Of particular interest was the impact their efforts had on modern-day China. While the Sassoons lost much of their fortune in Shanghai when Mao came to power, the Kandooris retreated to Hong Kong. They would later renew political ties when Deng Xiaoping rose to power. In Hong Kong  they built the light and power company, providing electricity to China as well, and played a significant role in turning Hong Kong into a cosmopolitan city.

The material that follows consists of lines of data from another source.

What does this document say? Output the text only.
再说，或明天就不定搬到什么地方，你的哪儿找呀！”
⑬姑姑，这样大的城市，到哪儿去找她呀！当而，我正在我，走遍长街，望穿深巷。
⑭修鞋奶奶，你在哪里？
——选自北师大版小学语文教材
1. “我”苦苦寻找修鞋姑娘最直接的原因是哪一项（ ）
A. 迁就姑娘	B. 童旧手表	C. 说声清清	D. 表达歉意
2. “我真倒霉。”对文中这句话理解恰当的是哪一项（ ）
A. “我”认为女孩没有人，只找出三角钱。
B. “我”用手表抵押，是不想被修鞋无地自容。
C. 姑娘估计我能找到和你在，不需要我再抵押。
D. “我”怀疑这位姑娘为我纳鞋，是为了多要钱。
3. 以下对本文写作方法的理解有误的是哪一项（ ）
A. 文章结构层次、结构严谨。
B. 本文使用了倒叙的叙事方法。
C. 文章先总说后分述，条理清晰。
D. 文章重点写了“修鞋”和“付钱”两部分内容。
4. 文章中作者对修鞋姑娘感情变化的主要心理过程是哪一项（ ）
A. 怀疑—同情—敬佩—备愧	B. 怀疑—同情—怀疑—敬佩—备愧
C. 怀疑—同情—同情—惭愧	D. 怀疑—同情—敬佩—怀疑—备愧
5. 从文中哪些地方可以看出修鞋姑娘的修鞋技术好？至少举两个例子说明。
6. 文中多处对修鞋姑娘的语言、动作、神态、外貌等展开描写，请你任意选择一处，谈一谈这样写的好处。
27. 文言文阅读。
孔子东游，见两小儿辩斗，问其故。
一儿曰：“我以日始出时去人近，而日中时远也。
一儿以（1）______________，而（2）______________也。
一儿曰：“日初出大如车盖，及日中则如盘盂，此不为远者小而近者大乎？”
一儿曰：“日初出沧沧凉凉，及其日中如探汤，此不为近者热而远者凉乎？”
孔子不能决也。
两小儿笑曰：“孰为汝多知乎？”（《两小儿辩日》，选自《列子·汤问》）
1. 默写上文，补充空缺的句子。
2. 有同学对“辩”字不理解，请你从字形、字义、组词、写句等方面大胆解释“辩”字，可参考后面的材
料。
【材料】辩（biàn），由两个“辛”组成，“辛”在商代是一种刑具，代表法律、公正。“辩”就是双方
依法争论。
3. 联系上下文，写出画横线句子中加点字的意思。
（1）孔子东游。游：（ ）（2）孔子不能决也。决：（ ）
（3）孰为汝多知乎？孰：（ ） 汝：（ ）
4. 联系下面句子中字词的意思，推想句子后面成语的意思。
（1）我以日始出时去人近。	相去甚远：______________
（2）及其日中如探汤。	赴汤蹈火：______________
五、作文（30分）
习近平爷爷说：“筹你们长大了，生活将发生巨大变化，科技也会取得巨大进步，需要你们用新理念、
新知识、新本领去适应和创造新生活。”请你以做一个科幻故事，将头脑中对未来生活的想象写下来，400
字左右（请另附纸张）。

Presenting a Bigger Picture


I recently read Erik Larson’s The Splendid and the Vile: A Saga of Churchill, Family, and Defiance During the Blitz (2020), which explored the role Winston Churchill played during the war. Churchill is one character, the war and its story yet another. Then Larson adds the British people and their interrelationship with both Churchill and the war. The story lies in the juxtaposition of these three elements. I realized that I had known pieces of the story, but never had knit it together into a comprehensive whole. I had seeds of that story from disparate sources, a visit to the Imperial War Museum in London, the historical fiction of Connie Willis during the Blitz, the play Breaking the Code on cracking the German code. All of these captured elements, aspects, each stories within themselves, but it was only after this book that I came away with a fuller sense of the broader story. It captured the experience of those who lived in Britain whose lives were upended and sometimes ended, the challenges of warfare and the creative ways in which they fought back against new technological developments, and the relationship with the US in supporting the British war effort. Churchill oversaw and drove these efforts. Most importantly, he rallied the support of the nation in a war which threatened every person where they lived.

An Unexpected Find


My last non-fiction book Owls of the Eastern Ice: A Quest to Find and Save the World's Largest Owl (2020) by Jonathan Slaght is a bit of an outlier. I was led there through the artwork of one of my fellow artists in the Jewish Artists Lab. She had created artwork around the environmental challenges for the survival of the Blakistons’ owl. I had never been aware of the fish owl and suddenly there was a one-two punch designed by the universe to draw my attention to this topic. A book had just come out on the owl and The Museum of Russian Art was hosting a talk by the author. I was charmed both by the owl itself which is a rather whimsical-looking creature and the author who had such a passion for this creature and its survival. His story encompasses the story of the owl and its historic habitat, his efforts to learn the key elements that support its existence, the crew of rather colorful Russians with whom he builds relationships to pursue this exploration and the challenges and beauty of the region itself. This seemingly niche book has deservedly attracted a broad range of literary recognition.